2. The opening appellate brief includes the following: "[Defendant]'s counsel was not only aware of everything the trial judge was aware of discussed [in the preceding argument], but was also privy to his client's failure to understand and follow his advice, and the fact that [defendant] was not dealing with reality in a competent manner and could not rationally assist counsel in his preparation and presentation of a defense." This statement is unsupported by any evidence.
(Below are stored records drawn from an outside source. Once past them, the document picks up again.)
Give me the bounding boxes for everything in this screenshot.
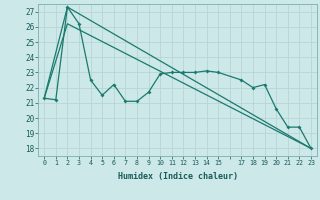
X-axis label: Humidex (Indice chaleur): Humidex (Indice chaleur)	[118, 172, 238, 181]
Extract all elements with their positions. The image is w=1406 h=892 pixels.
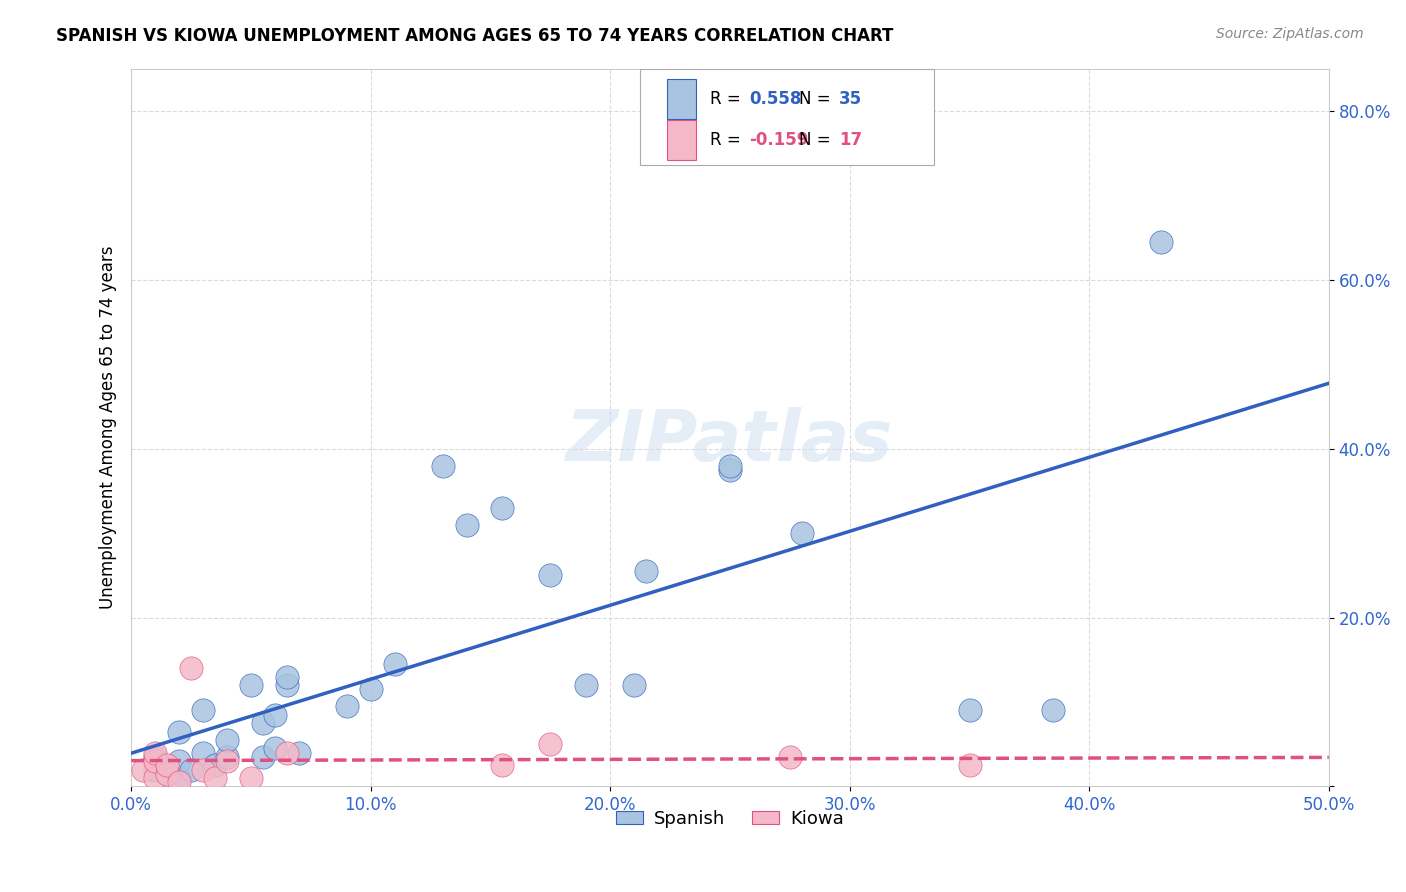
FancyBboxPatch shape: [666, 120, 696, 160]
Text: R =: R =: [710, 131, 745, 149]
Point: [779, 750, 801, 764]
Point: [143, 746, 166, 760]
Point: [180, 763, 202, 777]
Point: [538, 737, 561, 751]
Point: [156, 758, 179, 772]
FancyBboxPatch shape: [640, 69, 934, 165]
Point: [959, 758, 981, 772]
Point: [143, 763, 166, 777]
Point: [215, 754, 238, 768]
Text: N =: N =: [800, 90, 837, 108]
Point: [623, 678, 645, 692]
Point: [538, 568, 561, 582]
FancyBboxPatch shape: [666, 79, 696, 119]
Text: 0.558: 0.558: [749, 90, 801, 108]
Text: Source: ZipAtlas.com: Source: ZipAtlas.com: [1216, 27, 1364, 41]
Text: SPANISH VS KIOWA UNEMPLOYMENT AMONG AGES 65 TO 74 YEARS CORRELATION CHART: SPANISH VS KIOWA UNEMPLOYMENT AMONG AGES…: [56, 27, 894, 45]
Point: [636, 564, 658, 578]
Y-axis label: Unemployment Among Ages 65 to 74 years: Unemployment Among Ages 65 to 74 years: [100, 246, 117, 609]
Point: [167, 724, 190, 739]
Point: [384, 657, 406, 671]
Point: [790, 526, 813, 541]
Point: [491, 758, 513, 772]
Point: [718, 458, 741, 473]
Legend: Spanish, Kiowa: Spanish, Kiowa: [609, 803, 851, 835]
Point: [240, 771, 263, 785]
Point: [1150, 235, 1173, 249]
Point: [360, 682, 382, 697]
Point: [167, 775, 190, 789]
Text: R =: R =: [710, 90, 745, 108]
Point: [215, 750, 238, 764]
Point: [336, 699, 359, 714]
Point: [575, 678, 598, 692]
Point: [167, 754, 190, 768]
Point: [264, 707, 287, 722]
Text: 17: 17: [839, 131, 862, 149]
Point: [180, 661, 202, 675]
Point: [456, 517, 478, 532]
Point: [167, 771, 190, 785]
Text: -0.159: -0.159: [749, 131, 808, 149]
Point: [276, 746, 298, 760]
Point: [191, 763, 214, 777]
Point: [288, 746, 311, 760]
Point: [191, 703, 214, 717]
Point: [959, 703, 981, 717]
Point: [143, 754, 166, 768]
Point: [204, 758, 226, 772]
Point: [1042, 703, 1064, 717]
Point: [264, 741, 287, 756]
Point: [491, 500, 513, 515]
Point: [276, 678, 298, 692]
Point: [252, 750, 274, 764]
Point: [276, 670, 298, 684]
Point: [252, 716, 274, 731]
Point: [718, 463, 741, 477]
Text: 35: 35: [839, 90, 862, 108]
Point: [143, 771, 166, 785]
Point: [132, 763, 155, 777]
Point: [204, 771, 226, 785]
Point: [432, 458, 454, 473]
Point: [156, 767, 179, 781]
Point: [143, 750, 166, 764]
Text: ZIPatlas: ZIPatlas: [567, 408, 894, 476]
Point: [240, 678, 263, 692]
Point: [215, 733, 238, 747]
Text: N =: N =: [800, 131, 837, 149]
Point: [191, 746, 214, 760]
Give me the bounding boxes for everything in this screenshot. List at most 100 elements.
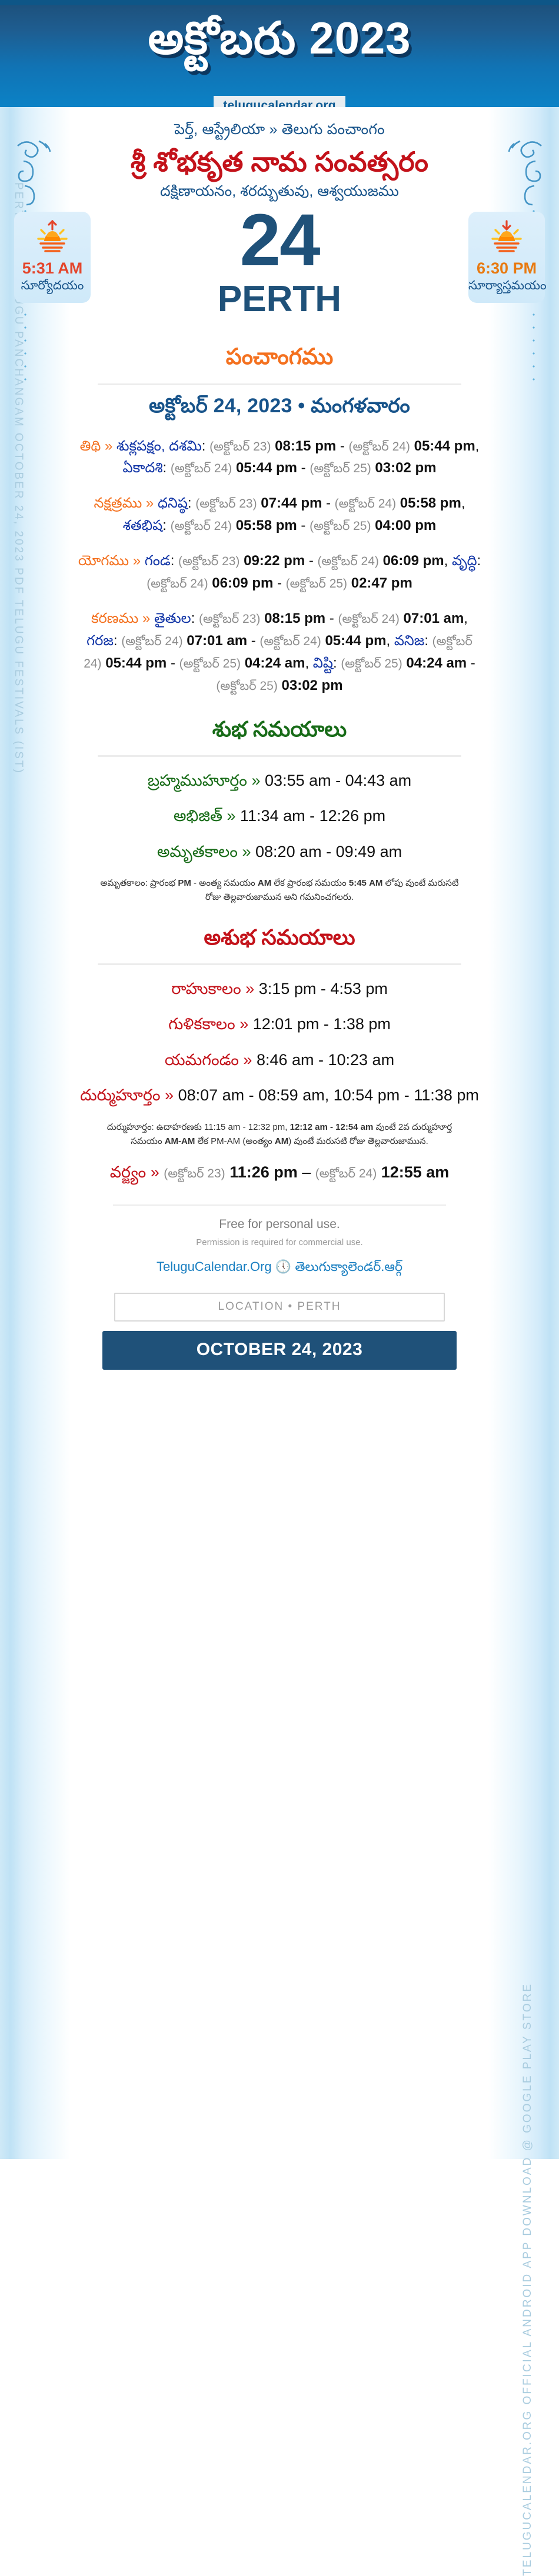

3. "The Court: Okay. Welcome back, ladies and gentlemen. Ladies and gentlemen, I haven't intended by anything that I have said or done, or by any questions that I may have asked or by any ruling that I may have made, to intimate or suggest what you should find to be the facts or that I believe or disbelieve any witness. If anything I have done or said has seemed to so indicate, you will disregard it and form your own conclusion." "The Court: All right. Before we go any further, I want to give you some additional instructions and repeat the instruction I read earlier today. [¶] Ladies and gentlemen, during the trial, the attorneys have objected to questions, moved to strike answers that were given by the witnesses. I have ruled on the objections according to the law. If I sustained an objection, you must ignore the question. [¶] If the witness was not permitted to answer, do not guess what the answer might have been or why I ruled as I did. If I order testimony stricken from the record, you must disregard it. Do not consider that testimony for any purpose. [¶] Furthermore, I have not intended by anything I have said or done, or by any questions I have asked or by any ruling that I have made, to intimate or suggest what you should find to be the facts or that I believe or disbelieve any witness. If anything I have done or said has seemed to so indicate, you will disregard it and form your own conclusion." "The Court: Okay. Let me remind you once again, ladies and gentlemen, I have not intended by anything I have said or done, or by any questions I asked or by any rulings that I made, to intimate or suggest what you should find to be the facts or that I believe or disbelieve any witness. [¶] Anything I have said or done that has seemed to so indicate, you will disregard it—let me try that again. If anything I have said or done has seemed to so indicate, you will disregard it and form your own conclusion."
4. In his appellate reply brief, defendant argues for the first time that his trial counsel was ineffective for failing to object to the victim's testimony, or to move to strike the testimony he had elicited. This argument is neither timely made, nor developed, and therefore not cognizable.